FYI: The University of Maine, Orono was a large source of folklore information for Schwartz while writing all three of these books. He thanks the library staff there in each of the three books.

Scary Stories Treasury at


The Book Shelf: Pride and Prejudice and Zombies

Pride and Prejudice and Zombies
By Jane Austen and Seth Grahame-Smith

Synopsis: Essentially this is a retelling of the Austen classic, Pride and Prejudice, set in an alternate reality where zombies roam around England. Smith intertwines his words with much of the original story still intact. Much of the basic plot and character traits remain the same, but as the subtitle explains it now contains “ultra-violent zombie mayhem.”Elizabeth and her sisters have been trained to defend themselves from the undead, and as her love grows for Mr. Darcy she must overcome his aunt’s assassin ninja’s, her dear friend’s decent into zombification, and her desire to kill the man who has shown disrespect to her family.
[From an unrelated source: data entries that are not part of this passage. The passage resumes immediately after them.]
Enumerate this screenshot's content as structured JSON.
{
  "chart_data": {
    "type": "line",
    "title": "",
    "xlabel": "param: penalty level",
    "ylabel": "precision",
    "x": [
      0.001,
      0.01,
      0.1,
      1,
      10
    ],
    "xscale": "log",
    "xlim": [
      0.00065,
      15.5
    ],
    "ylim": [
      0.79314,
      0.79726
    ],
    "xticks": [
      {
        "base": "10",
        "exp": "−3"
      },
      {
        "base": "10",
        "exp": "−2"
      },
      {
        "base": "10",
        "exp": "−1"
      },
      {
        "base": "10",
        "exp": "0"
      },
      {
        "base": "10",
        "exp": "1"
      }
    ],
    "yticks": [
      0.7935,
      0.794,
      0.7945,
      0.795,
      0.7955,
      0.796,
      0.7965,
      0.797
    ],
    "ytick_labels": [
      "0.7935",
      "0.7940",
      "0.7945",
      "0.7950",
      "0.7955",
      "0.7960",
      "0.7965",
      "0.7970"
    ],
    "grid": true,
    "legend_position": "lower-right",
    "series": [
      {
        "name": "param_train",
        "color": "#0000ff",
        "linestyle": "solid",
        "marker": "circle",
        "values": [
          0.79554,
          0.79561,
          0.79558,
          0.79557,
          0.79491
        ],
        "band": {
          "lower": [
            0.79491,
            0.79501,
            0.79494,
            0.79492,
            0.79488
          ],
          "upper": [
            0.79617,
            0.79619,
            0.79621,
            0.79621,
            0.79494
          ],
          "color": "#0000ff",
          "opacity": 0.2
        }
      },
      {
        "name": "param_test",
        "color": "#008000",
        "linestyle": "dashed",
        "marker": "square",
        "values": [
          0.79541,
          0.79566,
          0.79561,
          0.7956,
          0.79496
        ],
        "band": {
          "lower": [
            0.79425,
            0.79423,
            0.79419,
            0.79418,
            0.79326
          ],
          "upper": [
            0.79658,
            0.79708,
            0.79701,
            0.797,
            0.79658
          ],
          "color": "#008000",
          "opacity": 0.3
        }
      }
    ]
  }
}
My Opinion: Well, my wife is a huge Jane Austen fan, and I am a huge zombie fan, so it seemed to me that this book would be the bridge between our two worlds. Sadly, she would not give it a go, finding the cover itself too distasteful to even attempt to read the book. I can understand that. I did read it though and I thoroughly enjoyed it. The flow between Smith’s words and Austen’s words are nearly flawless (at least to an untrained guy like myself) and the story is both humorous and interesting. What better suits the strong and independent Elizabeth Bennett than possessing the skills to destroy the undead? The gimmick could easily wear thin but the story is good enough that it rises above the gimmick and becomes quite entertaining on it’s own merit. It has some great woodcut style art in it which are also pretty great.

FYI: According to wikipedia, Natalie Portmann is producing an upcoming film adaptation of the book.

Pride and Prejudice and Zombies at

Other books I’ve reviewed by Seth Grahame-Smith:
Abraham Lincoln: Vampire Hunter

Abraham Lincoln: Vampire Hunter

Abraham Lincoln: Vampire Hunter
By Seth Grahame-Smith

Synopsis: The author is given a collection of Abraham Lincoln’s journals and letters which contain a look into his secret life as a vampire hunter. The life of Abraham Lincoln is retold with this new information and we see for the first time how vampires played a role in slavery, the Civil War, the death of many of Abraham’s loved ones, Abraham’s assassination, and the shaping of one of the most important people in American history.

My Opinion: I like Seth Grahame-Smith and he did not disappoint me with Abraham Lincoln: Vampire Hunter. It was funny, but it was also surprisingly engrossing. The humor of the concept could have easily worn thin, but the book is interesting and suspenseful and at times I caught myself taking it WAY too seriously. You will be surprised how much you actually learn about Abraham Lincoln’s life in this book. I liked it a lot.

FYI: Seth used The Lincoln Log as a major source for historical information about Abraham Lincoln.